A recent publication in Science Reports addresses this question in people with type 1 diabetes. As a take-home message, the authors found that “children who developed early anti-insulin targeted autoimmunity have a compromised humoral immune response in early childhood”. What this means is that children who were not as effective “clearing” a specific type of viral infection in early childhood (coxsackie B virus) were more likely to develop autoimmunity. This suggests that at least some early-onset type 1 diabetic individuals have under-reactive immune systems and that viral infections can persist in these individuals. The authors performed T cell receptor sequencing following stimulation of T cells from these individuals with either pancreas-derived proteins (GAD, a common autoantigen in T1D) or coxsackie B virus proteins. The authors detected T cell receptor sequences that mediated responses to both of these targets. This data is critical. This demonstrates that a single T cell can respond to both the virus and to pancreas-derived targets. So, not only is early-onset T1D associated with poor clearance of a pancreas-specific virus, but single T cells can respond to both virus and pancreas-derived proteins. Presumably, this is due to similarity between the peptides derived from the virus and from the pancreas-specific protein. That’s just bad luck, and nearly impossible statistically, but it appears to be an empirical fact.
Much remains to be ascertained about how this system works. There are several directions work could move forward from this seminal observation. One important next step will be testing whether enhancing the anti-viral T cell response (in mouse models of type 1 diabetes) delays or exacerbates the onset of autoimmunity.
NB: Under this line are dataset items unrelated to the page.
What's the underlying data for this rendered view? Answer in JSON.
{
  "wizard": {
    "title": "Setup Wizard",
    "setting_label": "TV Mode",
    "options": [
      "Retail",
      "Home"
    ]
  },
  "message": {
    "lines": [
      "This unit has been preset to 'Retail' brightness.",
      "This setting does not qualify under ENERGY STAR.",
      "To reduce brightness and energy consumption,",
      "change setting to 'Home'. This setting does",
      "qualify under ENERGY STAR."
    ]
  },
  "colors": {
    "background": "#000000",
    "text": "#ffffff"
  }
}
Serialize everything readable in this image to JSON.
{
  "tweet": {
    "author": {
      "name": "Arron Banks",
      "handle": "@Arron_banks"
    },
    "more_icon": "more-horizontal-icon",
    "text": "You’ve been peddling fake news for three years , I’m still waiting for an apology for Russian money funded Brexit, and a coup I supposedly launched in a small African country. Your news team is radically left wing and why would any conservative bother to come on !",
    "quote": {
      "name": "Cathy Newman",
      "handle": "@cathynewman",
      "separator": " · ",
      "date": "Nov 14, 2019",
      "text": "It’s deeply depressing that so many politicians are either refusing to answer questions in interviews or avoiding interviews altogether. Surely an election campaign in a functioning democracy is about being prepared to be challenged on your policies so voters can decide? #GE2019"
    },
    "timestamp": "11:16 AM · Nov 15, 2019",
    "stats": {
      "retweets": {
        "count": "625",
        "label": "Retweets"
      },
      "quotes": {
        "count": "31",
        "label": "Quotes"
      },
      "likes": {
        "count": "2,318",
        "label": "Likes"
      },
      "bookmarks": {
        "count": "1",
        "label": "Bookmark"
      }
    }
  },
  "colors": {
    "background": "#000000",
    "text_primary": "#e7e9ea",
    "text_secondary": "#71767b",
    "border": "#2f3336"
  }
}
Another step could be to specifically remove T cells with the “dual-reactive” T cell receptor (again in mouse models) to test whether likelihood of diabetes onset following CVB infection decreases, or whether other dual-reactive T cells re-emerge over time. Unfortunately for any T cell depletion goal, the thymus produces new T cells in humans until we are at least 20 years old, which means periodic “T cell depletion treatments” would be required. Therefore, a specific depletion treatment for dual-reactive T cells would not be my first choice – especially in people who have not yet developed T1D. The FDA does not generally approve this ‘invasive’ a treatment for someone who has not yet developed the condition being treated.
However, in an adult receiving beta cell replacement therapy (ie transplantation with either isolated islets or whole pancreas), removing these known beta cell-reactive T cells would undoubtedly be useful. This later time-point, islet transplantation, may represent a “more appropriate” time to address this type of “dual-reactive” T cell.